Austrian chancellor Werner Faymann resigned on Monday, two weeks after his Social Democratic Party’s candidate placed a distant fourth in the presidential election.
Faymann, who governed for nearly eight years at the head of a grand coalition with the conservatives, recognized that his own party had lost faith in him, saying, “The government needs a new start.”
But unless his successor — who can be named by the parties without the need for snap elections — makes a clearer choice as to where the Social Democrats stand, he or she may not do much better in stemming the party’s declining popularity.
Faymann’s downfall was triggered by the migrant crisis that has bedeviled leaders across Europe.
Faymann tried to have it both ways. He first sided with his German counterpart, Angela Merkel, to allow hundreds of thousands of refugees to enter Europe, many of them through Austria. But when public opposition mounted, he reinstated border controls and made a pact with neighboring Balkan countries to slow the influx.
The reversal angered Faymann’s left-wing supporters and was too little, too late to stop Norbert Hofer, the Freedom Party candidate, taking 35 percent of the vote in the first round of the presidential election last month, the highest the nationalists have ever got.
Hofer may yet be defeated in the second voting round this month if centrist and left-wing voters unite behind the Green party candidate.

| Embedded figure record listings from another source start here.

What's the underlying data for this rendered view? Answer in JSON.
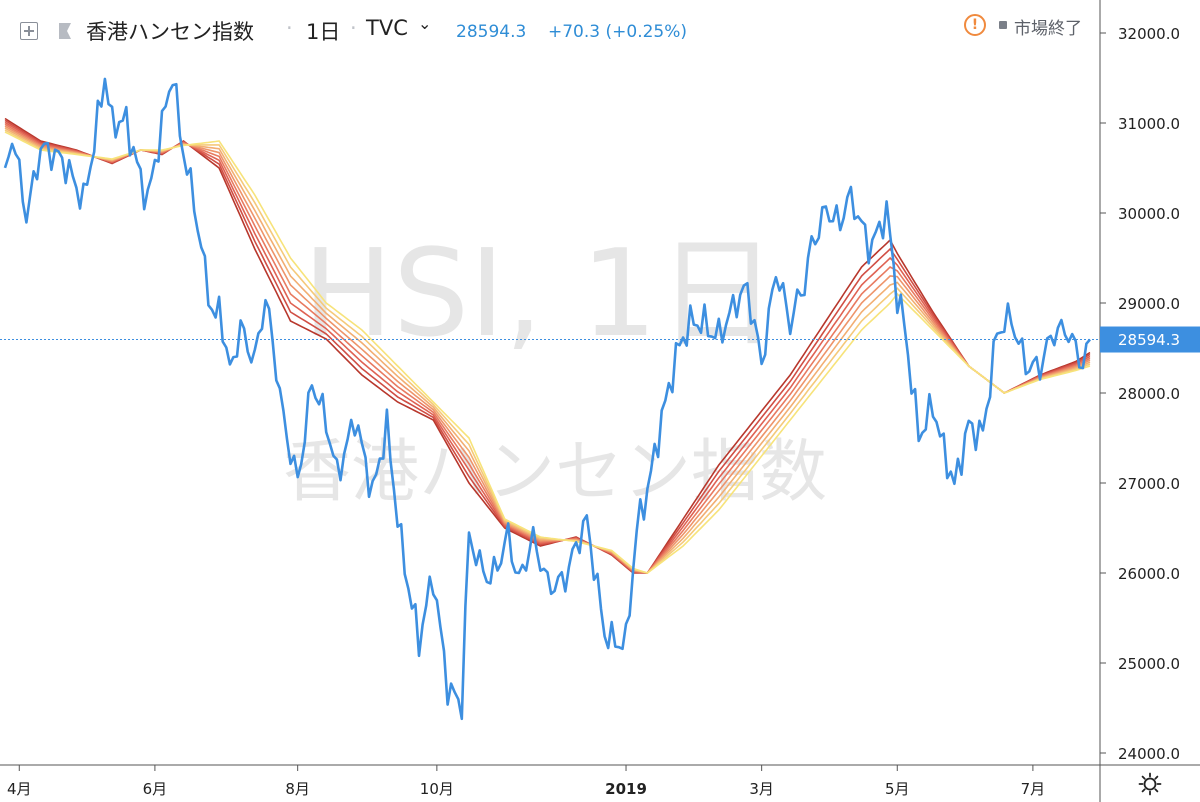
{
  "header": {
    "symbol": "香港ハンセン指数",
    "separator": "·",
    "interval": "1日",
    "source": "TVC",
    "chevron": "⌄",
    "price": "28594.3",
    "change": "+70.3 (+0.25%)"
  },
  "status": {
    "icon": "!",
    "text": "市場終了"
  },
  "watermark": {
    "line1": "HSI, 1日",
    "line2": "香港ハンセン指数"
  },
  "colors": {
    "price_line": "#3d8fe0",
    "last_price_bg": "#3d8fe0",
    "axis_text": "#222222",
    "ribbon": [
      "#f7e37a",
      "#f5c97a",
      "#f2ae72",
      "#ee946a",
      "#e87a60",
      "#df6253",
      "#d04e44",
      "#b8372c"
    ]
  },
  "chart_data": {
    "type": "line",
    "title": "",
    "y_axis": {
      "position": "right",
      "ylim": [
        24000,
        32000
      ],
      "ticks": [
        "32000.0",
        "31000.0",
        "30000.0",
        "29000.0",
        "28000.0",
        "27000.0",
        "26000.0",
        "25000.0",
        "24000.0"
      ],
      "tick_values": [
        32000,
        31000,
        30000,
        29000,
        28000,
        27000,
        26000,
        25000,
        24000
      ]
    },
    "x_axis": {
      "labels": [
        "4月",
        "6月",
        "8月",
        "10月",
        "2019",
        "3月",
        "5月",
        "7月"
      ],
      "label_index": [
        4,
        42,
        82,
        121,
        174,
        212,
        250,
        288
      ],
      "bold_labels": [
        "2019"
      ]
    },
    "last_price_label": "28594.3",
    "last_price_value": 28594.3,
    "x_count": 305,
    "series": [
      {
        "role": "price",
        "values_anchor_index": [
          0,
          2,
          6,
          10,
          16,
          22,
          28,
          30,
          34,
          40,
          44,
          47,
          49,
          53,
          57,
          59,
          60,
          63,
          66,
          70,
          73,
          78,
          82,
          86,
          90,
          93,
          98,
          103,
          107,
          111,
          116,
          120,
          124,
          128,
          130,
          133,
          136,
          141,
          144,
          148,
          152,
          157,
          163,
          168,
          174,
          177,
          180,
          184,
          188,
          192,
          196,
          200,
          204,
          208,
          212,
          216,
          220,
          224,
          226,
          230,
          234,
          236,
          239,
          242,
          244,
          247,
          250,
          252,
          256,
          260,
          263,
          266,
          270,
          274,
          278,
          282,
          286,
          290,
          294,
          298,
          302,
          304
        ],
        "values": [
          30300,
          30800,
          30000,
          30800,
          30500,
          30200,
          31500,
          30900,
          31000,
          30200,
          30900,
          31500,
          30900,
          30200,
          29100,
          28700,
          28900,
          28200,
          28800,
          28400,
          29000,
          27700,
          27100,
          28100,
          27600,
          27100,
          27800,
          26800,
          27600,
          26400,
          25200,
          25900,
          24800,
          24600,
          26400,
          26000,
          25900,
          26500,
          25900,
          26300,
          25900,
          26000,
          26500,
          25400,
          25200,
          26400,
          26900,
          27800,
          28400,
          28700,
          28800,
          28700,
          28900,
          29100,
          28400,
          29400,
          28700,
          29200,
          29700,
          30100,
          29800,
          30100,
          30000,
          29700,
          29800,
          30000,
          29000,
          28700,
          27600,
          27900,
          27300,
          26900,
          27700,
          27600,
          28600,
          28800,
          28400,
          28300,
          28600,
          28700,
          28400,
          28594.3
        ]
      },
      {
        "role": "ma_ribbon",
        "count": 8,
        "values_anchor_index": [
          0,
          10,
          20,
          30,
          38,
          44,
          50,
          60,
          70,
          80,
          90,
          100,
          110,
          120,
          130,
          140,
          150,
          160,
          170,
          176,
          180,
          190,
          200,
          210,
          220,
          230,
          240,
          248,
          250,
          260,
          270,
          280,
          290,
          300,
          304
        ],
        "values_outer": [
          31050,
          30800,
          30700,
          30550,
          30700,
          30650,
          30800,
          30500,
          29600,
          28800,
          28600,
          28200,
          27900,
          27700,
          27000,
          26500,
          26300,
          26400,
          26200,
          26000,
          26000,
          26600,
          27200,
          27700,
          28200,
          28800,
          29400,
          29700,
          29550,
          28900,
          28300,
          28000,
          28200,
          28350,
          28450
        ],
        "values_inner": [
          30900,
          30700,
          30650,
          30600,
          30700,
          30700,
          30750,
          30800,
          30200,
          29500,
          29000,
          28700,
          28300,
          27900,
          27500,
          26600,
          26400,
          26350,
          26250,
          26050,
          26000,
          26300,
          26700,
          27200,
          27700,
          28200,
          28700,
          29000,
          29100,
          28700,
          28300,
          28000,
          28150,
          28250,
          28300
        ]
      }
    ]
  }
}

But the longer-term trends that have manifested themselves in Austria’s immigration debate do not bode well for Faymann’s party.
The dilemma of Austria’s Social Democrats can be understood within the context of what Andrew Sullivan, a British blogger, has called Europe’s “red-blue culture war” over modernity. I argued here last month that this conflict is playing out inside traditionally pro-worker, center-left parties.
“Red” voters — patriotic, more traditional, more sympathetic to faith, more comfortable in a homogeneous society — for decades tolerated the social liberalism and pro-Europeanism of their “blue” party leaders in return for policies that helped them, like the minimum wage, pensions and unemployment insurance.
Now that the welfare state is complete, or even in retreat, social democratic leaders can no longer hold up their end of the bargain.
What’s happening in Austria is happening across Northern and Western Europe.
Working-class voters are flocking to nationalists on the right who promise to protect the welfare state from immigrants and globalization.
Middle-class voters with relaxed social views are drawn to either increasingly moderate center-right parties or, in the case of Austria and Germany, Green parties that have become more pragmatic in recent years but without appearing unscrupulous.
The social democrats’ position in the middle has become untenable. The longer they refuse to take sides in the “culture war”, the more supporters they will disappoint.